A RACI that is more than 12–18 months old without review is actively misleading stakeholders about who owns what.


RACI in Cybersecurity and Board Governance

Cybersecurity decisions carry regulatory, legal, and reputational consequences that can materialize faster than most governance structures can respond. Clear RACI mapping for cyber risk — covering incident response, vendor approvals, breach notification, and security investment — gives boards the oversight capability they need without requiring them to manage operational detail.

The Board's Correct RACI Position

Decision Type Board Role
Security posture and operational metrics Informed
Risk appetite (acceptable risk threshold) Accountable
Incident response execution Informed
Disclosure decisions on material incidents Accountable
Major security investment strategy Consulted or Accountable

When these lines blur, boards either over-reach into operations or under-perform on oversight. Both are governance failures. Getting this right requires explicitly documented decision rights — not just a shared understanding that erodes the moment a real incident lands.

The Regulatory Dimension

Frameworks across regulated industries effectively mandate decision rights documentation:

  • SEC Item 106 requires public companies to describe board oversight of cybersecurity risk and management's role in assessing material cyber threats
  • HIPAA (45 CFR 164.308(a)(2)) requires covered entities to identify a named security official responsible for required policies and procedures
  • PCI DSS v4.0 added explicit emphasis on documenting, assigning, and understanding roles and responsibilities
  • NIST CSF 2.0 (GV.RR-02) states that roles, responsibilities, and authorities related to cybersecurity must be established, communicated, and enforced

Four regulatory frameworks requiring cybersecurity decision rights documentation comparison

A RACI matrix aligned to these obligations is a regulatory expectation — one auditors will test against documented evidence, not stated intent.


Frequently Asked Questions

What are the decision rights of RACI?

Decision rights in a RACI context refer primarily to the Accountable (A) role : the single individual empowered to make a final decision or approve an outcome. More broadly, decision rights define who is authorized to decide what, and RACI operationalizes this by mapping those authorities to specific tasks and processes.

What are the 4 components of the RACI matrix?
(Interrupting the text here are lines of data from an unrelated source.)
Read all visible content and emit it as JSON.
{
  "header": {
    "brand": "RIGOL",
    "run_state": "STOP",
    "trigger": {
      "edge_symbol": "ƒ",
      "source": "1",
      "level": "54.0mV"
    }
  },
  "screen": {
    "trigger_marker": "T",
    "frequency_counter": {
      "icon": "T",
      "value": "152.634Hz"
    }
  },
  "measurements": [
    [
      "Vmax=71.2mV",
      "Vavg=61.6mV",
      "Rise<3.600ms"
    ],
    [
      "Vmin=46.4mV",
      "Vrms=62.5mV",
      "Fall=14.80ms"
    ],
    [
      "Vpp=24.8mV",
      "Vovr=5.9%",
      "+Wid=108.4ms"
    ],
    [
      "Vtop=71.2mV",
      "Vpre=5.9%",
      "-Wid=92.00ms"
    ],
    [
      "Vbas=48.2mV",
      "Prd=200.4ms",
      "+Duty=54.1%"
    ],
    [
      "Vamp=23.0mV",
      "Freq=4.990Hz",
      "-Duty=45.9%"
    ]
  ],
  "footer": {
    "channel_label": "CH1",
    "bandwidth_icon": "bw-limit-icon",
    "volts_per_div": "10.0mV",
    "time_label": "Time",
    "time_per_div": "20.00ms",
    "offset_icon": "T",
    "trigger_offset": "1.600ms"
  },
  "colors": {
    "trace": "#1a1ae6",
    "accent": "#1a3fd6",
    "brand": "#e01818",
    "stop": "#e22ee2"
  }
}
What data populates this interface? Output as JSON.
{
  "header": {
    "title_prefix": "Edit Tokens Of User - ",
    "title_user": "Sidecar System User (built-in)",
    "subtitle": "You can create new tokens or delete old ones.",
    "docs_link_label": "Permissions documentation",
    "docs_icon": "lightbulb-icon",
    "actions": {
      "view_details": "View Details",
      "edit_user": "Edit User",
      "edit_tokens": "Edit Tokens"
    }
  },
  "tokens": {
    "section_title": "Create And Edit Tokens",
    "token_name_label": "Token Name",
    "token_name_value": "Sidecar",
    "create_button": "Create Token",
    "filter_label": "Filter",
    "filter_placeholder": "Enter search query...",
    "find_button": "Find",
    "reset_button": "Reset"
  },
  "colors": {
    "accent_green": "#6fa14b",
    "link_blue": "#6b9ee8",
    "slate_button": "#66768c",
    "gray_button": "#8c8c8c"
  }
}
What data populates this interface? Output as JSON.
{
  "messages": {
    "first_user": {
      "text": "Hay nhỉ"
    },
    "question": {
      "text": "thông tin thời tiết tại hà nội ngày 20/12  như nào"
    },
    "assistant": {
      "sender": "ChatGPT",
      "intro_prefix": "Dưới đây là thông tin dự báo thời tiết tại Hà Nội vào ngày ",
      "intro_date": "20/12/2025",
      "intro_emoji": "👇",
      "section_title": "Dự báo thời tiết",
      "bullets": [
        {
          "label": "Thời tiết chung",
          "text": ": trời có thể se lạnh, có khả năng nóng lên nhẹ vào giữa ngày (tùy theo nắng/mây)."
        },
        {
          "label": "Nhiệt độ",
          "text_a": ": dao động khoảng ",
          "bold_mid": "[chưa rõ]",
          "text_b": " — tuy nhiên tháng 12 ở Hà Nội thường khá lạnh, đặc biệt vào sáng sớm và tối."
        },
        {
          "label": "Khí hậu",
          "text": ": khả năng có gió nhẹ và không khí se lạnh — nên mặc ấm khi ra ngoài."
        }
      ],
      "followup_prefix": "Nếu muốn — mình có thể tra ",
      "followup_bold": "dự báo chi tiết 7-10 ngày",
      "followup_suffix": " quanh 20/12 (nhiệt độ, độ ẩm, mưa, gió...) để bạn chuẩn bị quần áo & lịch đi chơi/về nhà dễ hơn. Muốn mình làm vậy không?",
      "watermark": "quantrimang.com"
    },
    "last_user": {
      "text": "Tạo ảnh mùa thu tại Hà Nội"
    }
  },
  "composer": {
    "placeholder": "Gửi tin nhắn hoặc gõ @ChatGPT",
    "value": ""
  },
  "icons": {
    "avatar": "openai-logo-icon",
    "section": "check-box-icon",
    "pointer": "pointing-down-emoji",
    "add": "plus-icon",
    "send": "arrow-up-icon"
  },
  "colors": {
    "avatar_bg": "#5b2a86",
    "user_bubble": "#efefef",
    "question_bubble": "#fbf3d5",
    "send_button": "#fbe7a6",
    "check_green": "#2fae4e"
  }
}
  • Responsible: executes the work
  • Accountable: owns the outcome and holds sign-off authority (exactly one per task)
  • Consulted: provides expertise or input before decisions are finalized
  • Informed: receives updates but does not influence the decision

What is the difference between Responsible and Accountable in RACI?

Responsible refers to the person doing the work. Accountable refers to the person who owns the outcome and has final authority. A task can have multiple Responsible parties but must have exactly one Accountable : no exceptions.

When should a RACI matrix be updated?

At minimum annually, and after any significant organizational change : new leadership, M&A activity, major incidents, or regulatory changes. A RACI that no longer reflects how the organization operates is a governance liability, not a governance tool.

What makes RACI fail in large organizations?

The most common failure modes: assigning multiple Accountable owners (which eliminates true accountability), building matrices for compliance documentation rather than live decision-making, and never revisiting them after initial creation.

How does RACI apply to board-level cyber risk oversight?

Boards are typically Informed on operational security metrics and Accountable for risk appetite decisions. The CISO and executive team hold Accountable and Responsible roles for execution. Mapping these clearly prevents both board over-reach and accountability gaps in cyber governance.